Young Crew learning to 'navigate the teaching with the winning'
CHICAGO -- Sixty-five-year-old Brewers skipper Pat Murphy has two grown children well into their professional careers, and two more in grade school. So maybe he’s just the right man to juggle this job.
On one hand, he’s the manager of a Major League team comfortably atop the NL Central after the Brewers’ 3-2 win over the Cubs at Wrigley Field on Wednesday. On the other hand, the longtime collegiate coach is still that -- a coach, balancing Milwaukee’s winning culture that has produced five postseason berths in the past six seasons with the imperative to continue developing for the future.
This week, that balance felt particularly delicate. In a score of small ways in a loss to the Cubs on Monday and a win on Tuesday, the Brewers’ youth showed through. But the series concluded for Milwaukee on a high note, with rookie Jackson Chourio and sophomore Brice Turang contributing run-scoring singles and another sophomore, Blake Perkins, turning a leadoff single in the ninth inning into the go-ahead run when he sped home on William Contreras’ winning double.
When Joel Payamps secured his fifth save of the season to close out a well-pitched bullpen game that saw Bryse Wilson and Jakob Junis combine for seven innings of one-run ball, the Brewers finished a productive 4-1 road trip and sat six games over the second-place Cardinals with 60 games to go.
“Murph is trying to navigate the teaching with the winning,” said Christian Yelich, whose own future is uncertain as he faces another flare-up of his troublesome back. “It’s something you kind of knew would happen coming into this season for a team rolling this young.
“But also it’s three months into the regular season, and this is Major League Baseball. We’re trying to develop, but we’re also trying to win. Some of that stuff needs to be cleaned up.”
There were any number of instances of “that stuff” in the Brewers’ series against the Cubs, from rookie starter Tobias Myers’ troubles in Monday’s 3-1 loss to some puzzling decisions in the batter’s box and on the basepaths in Tuesday’s 1-0 win.
Murphy knows the Brewers will have to clean it up if they are to win another division title, so he began a dialogue with his first- and second-year hitters on Tuesday night, right in the middle of the clubhouse. The discussion continued Wednesday with another 45-minute session behind closed doors with Chourio, Turang, Perkins, Joey Ortiz, Sal Frelick, Garrett Mitchell and Andruw Monasterio along with Murphy, associate manager Rickie Weeks Jr. and first-base coach Quintin Berry.
“He’s trying to make guys better,” said Turang. “Sometimes he may say things you don’t like, but it comes from a good spot, and it comes from him trying to make you better and him wanting to win games.”
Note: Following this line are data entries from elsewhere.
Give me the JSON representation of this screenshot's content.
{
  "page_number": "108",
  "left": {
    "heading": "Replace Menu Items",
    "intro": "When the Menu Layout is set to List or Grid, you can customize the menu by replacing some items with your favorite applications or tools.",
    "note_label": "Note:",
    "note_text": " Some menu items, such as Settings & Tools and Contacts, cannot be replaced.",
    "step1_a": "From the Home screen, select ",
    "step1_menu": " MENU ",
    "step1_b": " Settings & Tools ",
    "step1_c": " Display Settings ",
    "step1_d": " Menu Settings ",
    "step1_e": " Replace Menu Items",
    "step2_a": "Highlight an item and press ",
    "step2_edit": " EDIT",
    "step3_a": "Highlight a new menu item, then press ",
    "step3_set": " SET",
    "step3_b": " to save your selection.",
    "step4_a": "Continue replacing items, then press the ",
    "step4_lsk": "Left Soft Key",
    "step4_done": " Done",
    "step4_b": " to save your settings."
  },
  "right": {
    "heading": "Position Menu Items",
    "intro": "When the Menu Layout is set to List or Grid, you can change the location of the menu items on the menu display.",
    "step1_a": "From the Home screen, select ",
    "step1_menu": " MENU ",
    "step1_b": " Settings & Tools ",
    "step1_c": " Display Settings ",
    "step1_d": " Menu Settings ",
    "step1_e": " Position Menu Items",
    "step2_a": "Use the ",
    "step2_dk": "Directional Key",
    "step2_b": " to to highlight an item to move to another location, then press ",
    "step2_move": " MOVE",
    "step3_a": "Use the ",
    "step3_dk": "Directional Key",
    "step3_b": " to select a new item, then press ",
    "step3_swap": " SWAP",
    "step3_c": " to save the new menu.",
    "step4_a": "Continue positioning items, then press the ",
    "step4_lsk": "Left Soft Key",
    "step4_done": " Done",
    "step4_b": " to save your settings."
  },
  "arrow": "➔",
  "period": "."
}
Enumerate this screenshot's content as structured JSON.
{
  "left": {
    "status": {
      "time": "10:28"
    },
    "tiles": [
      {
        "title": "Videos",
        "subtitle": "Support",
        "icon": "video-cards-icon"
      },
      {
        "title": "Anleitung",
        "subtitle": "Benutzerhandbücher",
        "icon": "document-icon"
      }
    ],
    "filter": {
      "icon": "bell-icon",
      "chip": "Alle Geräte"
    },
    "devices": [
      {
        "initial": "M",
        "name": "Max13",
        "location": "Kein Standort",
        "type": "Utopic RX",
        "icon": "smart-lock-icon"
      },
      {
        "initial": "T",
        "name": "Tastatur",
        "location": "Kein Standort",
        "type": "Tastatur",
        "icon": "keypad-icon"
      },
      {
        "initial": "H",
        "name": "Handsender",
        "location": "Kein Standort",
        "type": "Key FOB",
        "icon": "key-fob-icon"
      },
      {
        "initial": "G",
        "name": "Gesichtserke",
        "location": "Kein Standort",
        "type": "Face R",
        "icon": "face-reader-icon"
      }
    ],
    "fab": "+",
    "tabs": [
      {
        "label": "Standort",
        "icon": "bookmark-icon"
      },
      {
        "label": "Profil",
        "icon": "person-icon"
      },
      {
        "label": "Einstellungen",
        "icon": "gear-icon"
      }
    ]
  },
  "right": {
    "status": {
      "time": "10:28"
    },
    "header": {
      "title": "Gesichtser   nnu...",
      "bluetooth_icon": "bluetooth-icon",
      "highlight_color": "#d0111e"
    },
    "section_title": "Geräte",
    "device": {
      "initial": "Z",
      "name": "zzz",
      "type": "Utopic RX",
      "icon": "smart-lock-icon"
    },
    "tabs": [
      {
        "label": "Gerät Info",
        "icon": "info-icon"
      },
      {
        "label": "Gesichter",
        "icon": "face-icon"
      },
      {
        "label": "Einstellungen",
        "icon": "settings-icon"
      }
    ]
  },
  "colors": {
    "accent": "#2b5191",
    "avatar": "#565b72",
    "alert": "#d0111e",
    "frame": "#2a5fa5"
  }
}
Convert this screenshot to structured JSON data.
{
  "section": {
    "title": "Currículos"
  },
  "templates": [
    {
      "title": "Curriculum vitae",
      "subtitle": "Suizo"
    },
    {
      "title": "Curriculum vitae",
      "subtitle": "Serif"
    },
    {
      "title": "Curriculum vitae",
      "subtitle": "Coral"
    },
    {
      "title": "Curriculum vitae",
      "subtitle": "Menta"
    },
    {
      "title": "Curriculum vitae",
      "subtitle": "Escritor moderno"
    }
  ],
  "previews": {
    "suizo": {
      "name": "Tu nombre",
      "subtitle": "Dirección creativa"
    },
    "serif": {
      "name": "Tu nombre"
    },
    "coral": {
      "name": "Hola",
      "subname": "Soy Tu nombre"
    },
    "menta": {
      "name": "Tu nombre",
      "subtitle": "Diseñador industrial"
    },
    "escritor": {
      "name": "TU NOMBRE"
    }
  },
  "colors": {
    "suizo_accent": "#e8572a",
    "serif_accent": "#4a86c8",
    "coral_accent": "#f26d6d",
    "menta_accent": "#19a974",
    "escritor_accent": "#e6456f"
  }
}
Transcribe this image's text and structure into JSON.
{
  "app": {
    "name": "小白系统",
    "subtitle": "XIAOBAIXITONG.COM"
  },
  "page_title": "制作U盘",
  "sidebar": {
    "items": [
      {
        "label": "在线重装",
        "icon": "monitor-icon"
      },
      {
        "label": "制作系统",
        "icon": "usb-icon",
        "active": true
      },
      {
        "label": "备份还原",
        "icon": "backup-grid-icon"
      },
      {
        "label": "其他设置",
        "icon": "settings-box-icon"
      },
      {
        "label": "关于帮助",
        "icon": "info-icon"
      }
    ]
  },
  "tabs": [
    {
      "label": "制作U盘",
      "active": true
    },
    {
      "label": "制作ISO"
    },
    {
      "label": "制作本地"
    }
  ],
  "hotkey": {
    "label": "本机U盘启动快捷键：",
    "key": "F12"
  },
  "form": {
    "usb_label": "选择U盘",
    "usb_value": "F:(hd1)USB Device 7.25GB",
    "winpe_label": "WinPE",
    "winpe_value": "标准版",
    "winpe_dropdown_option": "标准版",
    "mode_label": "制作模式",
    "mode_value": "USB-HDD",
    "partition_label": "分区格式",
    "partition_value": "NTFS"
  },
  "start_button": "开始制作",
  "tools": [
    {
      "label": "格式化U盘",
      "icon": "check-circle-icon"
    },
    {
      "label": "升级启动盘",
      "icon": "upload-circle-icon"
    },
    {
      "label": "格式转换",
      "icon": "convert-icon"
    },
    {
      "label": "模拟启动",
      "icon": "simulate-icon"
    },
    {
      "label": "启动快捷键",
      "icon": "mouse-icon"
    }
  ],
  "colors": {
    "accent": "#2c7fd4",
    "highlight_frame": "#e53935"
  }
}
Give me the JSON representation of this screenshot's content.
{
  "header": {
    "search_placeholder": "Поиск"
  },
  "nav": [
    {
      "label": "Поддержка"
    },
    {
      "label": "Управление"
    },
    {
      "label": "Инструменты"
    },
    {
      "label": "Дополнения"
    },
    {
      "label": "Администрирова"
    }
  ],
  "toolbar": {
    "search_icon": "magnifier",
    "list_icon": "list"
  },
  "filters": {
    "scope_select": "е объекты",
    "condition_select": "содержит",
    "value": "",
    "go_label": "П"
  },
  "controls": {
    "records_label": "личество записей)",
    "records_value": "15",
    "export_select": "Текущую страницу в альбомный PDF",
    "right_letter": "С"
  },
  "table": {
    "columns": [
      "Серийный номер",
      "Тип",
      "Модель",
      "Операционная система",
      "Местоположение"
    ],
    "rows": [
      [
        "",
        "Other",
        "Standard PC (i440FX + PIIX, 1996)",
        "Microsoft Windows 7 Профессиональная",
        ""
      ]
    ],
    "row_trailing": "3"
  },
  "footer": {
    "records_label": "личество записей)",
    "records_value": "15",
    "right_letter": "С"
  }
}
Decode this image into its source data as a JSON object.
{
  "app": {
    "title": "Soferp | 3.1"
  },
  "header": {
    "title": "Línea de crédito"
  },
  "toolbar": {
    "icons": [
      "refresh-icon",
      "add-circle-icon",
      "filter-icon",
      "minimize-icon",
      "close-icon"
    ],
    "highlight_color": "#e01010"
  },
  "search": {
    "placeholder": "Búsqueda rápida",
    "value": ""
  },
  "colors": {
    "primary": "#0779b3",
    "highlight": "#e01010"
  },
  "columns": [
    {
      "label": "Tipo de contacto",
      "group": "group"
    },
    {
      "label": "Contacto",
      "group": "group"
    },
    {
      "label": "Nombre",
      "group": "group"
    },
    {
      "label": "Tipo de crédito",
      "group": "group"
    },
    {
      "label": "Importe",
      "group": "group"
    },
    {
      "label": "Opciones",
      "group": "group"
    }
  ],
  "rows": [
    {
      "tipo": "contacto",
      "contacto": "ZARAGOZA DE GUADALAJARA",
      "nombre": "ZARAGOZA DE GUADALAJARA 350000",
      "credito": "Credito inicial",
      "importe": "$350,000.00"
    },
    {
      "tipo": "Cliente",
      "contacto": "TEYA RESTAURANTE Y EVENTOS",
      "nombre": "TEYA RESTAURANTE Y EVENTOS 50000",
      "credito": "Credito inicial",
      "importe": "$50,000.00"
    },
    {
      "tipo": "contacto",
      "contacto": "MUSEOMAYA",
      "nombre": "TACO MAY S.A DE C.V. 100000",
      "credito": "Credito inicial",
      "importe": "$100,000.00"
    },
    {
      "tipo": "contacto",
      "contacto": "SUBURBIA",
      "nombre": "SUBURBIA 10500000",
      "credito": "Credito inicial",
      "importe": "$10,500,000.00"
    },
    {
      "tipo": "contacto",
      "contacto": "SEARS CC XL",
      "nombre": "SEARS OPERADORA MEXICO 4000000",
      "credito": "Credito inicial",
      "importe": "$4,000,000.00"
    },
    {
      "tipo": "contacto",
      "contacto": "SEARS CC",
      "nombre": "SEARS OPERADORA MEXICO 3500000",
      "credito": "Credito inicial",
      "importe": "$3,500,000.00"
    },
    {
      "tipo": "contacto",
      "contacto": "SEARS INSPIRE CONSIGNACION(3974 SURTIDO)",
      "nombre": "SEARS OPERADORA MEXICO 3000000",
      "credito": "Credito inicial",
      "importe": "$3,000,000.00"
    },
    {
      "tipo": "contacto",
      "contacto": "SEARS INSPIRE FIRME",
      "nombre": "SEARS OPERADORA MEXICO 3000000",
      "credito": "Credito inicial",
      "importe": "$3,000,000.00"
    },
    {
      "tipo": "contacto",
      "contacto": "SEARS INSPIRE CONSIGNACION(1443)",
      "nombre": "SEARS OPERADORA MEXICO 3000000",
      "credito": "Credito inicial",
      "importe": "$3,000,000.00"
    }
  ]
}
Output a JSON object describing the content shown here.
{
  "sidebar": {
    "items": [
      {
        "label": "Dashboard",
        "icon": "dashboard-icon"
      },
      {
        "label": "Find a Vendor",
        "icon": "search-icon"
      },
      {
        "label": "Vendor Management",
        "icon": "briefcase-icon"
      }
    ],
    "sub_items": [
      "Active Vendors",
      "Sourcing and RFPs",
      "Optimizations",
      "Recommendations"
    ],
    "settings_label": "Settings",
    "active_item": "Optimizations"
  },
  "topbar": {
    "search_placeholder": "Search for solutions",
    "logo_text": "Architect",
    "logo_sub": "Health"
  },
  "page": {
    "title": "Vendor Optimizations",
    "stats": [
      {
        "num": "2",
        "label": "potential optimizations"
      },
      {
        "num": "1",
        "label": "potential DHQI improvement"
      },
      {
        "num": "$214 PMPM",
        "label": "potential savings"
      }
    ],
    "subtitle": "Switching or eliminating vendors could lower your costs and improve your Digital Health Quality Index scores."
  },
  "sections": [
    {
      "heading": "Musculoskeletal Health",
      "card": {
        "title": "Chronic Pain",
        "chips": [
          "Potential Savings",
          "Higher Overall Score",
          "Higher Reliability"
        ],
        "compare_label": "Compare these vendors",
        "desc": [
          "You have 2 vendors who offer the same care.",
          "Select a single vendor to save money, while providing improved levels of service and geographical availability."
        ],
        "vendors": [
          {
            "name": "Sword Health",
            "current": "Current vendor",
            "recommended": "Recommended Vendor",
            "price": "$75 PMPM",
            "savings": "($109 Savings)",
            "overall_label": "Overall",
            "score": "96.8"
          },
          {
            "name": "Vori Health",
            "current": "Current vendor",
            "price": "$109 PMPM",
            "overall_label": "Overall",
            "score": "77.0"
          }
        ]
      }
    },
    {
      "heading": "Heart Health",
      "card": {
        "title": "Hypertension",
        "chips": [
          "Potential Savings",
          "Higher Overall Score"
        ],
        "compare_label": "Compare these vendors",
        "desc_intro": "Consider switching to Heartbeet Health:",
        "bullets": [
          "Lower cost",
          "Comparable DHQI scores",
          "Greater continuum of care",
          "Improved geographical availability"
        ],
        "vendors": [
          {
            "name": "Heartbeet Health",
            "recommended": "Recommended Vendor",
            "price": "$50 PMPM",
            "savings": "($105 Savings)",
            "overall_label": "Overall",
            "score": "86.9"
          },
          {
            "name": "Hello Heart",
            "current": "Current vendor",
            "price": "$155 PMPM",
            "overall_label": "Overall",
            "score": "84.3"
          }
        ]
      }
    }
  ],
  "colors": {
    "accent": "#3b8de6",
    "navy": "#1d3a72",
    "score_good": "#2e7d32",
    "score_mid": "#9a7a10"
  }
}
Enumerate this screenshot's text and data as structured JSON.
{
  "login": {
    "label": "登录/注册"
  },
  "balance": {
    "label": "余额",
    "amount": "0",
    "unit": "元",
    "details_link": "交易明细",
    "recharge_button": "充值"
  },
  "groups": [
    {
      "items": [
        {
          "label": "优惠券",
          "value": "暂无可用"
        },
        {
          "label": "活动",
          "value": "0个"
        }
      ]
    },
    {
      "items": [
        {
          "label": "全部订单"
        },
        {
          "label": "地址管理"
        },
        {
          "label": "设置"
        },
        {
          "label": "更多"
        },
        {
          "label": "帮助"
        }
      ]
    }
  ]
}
Said Perkins: “It’s a lot of just getting more experience. I know for me personally, stuff can happen really fast in the game while you're on deck or something, and the plan that you had going on deck changes quickly. That's not an excuse. I'm just saying that, with how fast the game is played now with the pitch clock, there's not a lot of time to reevaluate the situation.”
Perkins went through a very public example of that earlier this season when he popped up a bunt with the tying runner on third base to end a loss to the Reds. In that case, Perkins and Murphy talked it through and Perkins shared his plan going into the at-bat.
The same thing happened Wednesday morning when Turang explained his thinking in opting to bunt a 3-0 pitch with a runner in scoring position in a scoreless game the night before. Murphy said he may have disagreed with the plan, but he appreciated that there was one.
“We’re playing a type of offense that they haven't been familiar with,” said Murphy, whose speed- and defense-oriented Brewers collected only one extra-base hit -- Contreras’ go-ahead double -- in back-to-back wins in Chicago. “It’s hard for these guys to have a perspective on the game when they have to compete, and I’m just standing over there watching. It’s way easier to watch.”
Now Yelich will be watching for an undetermined amount of time, too. He’ll continue to do his part to help the young Brewers win and learn the little things at the same time.
“Guys are less polished on that kind of stuff when they come from the Minor Leagues than they’ve ever been in the past,” Yelich said. “Teams are basically all young players now, and there’s maybe 3-4 veterans. It used to be the other way around.
“But they want to do the right thing. They’re great kids and they care about winning. Mistakes aren’t coming from a lack of effort, they’re coming from inexperience. When you’re a rookie, that’s part of it.”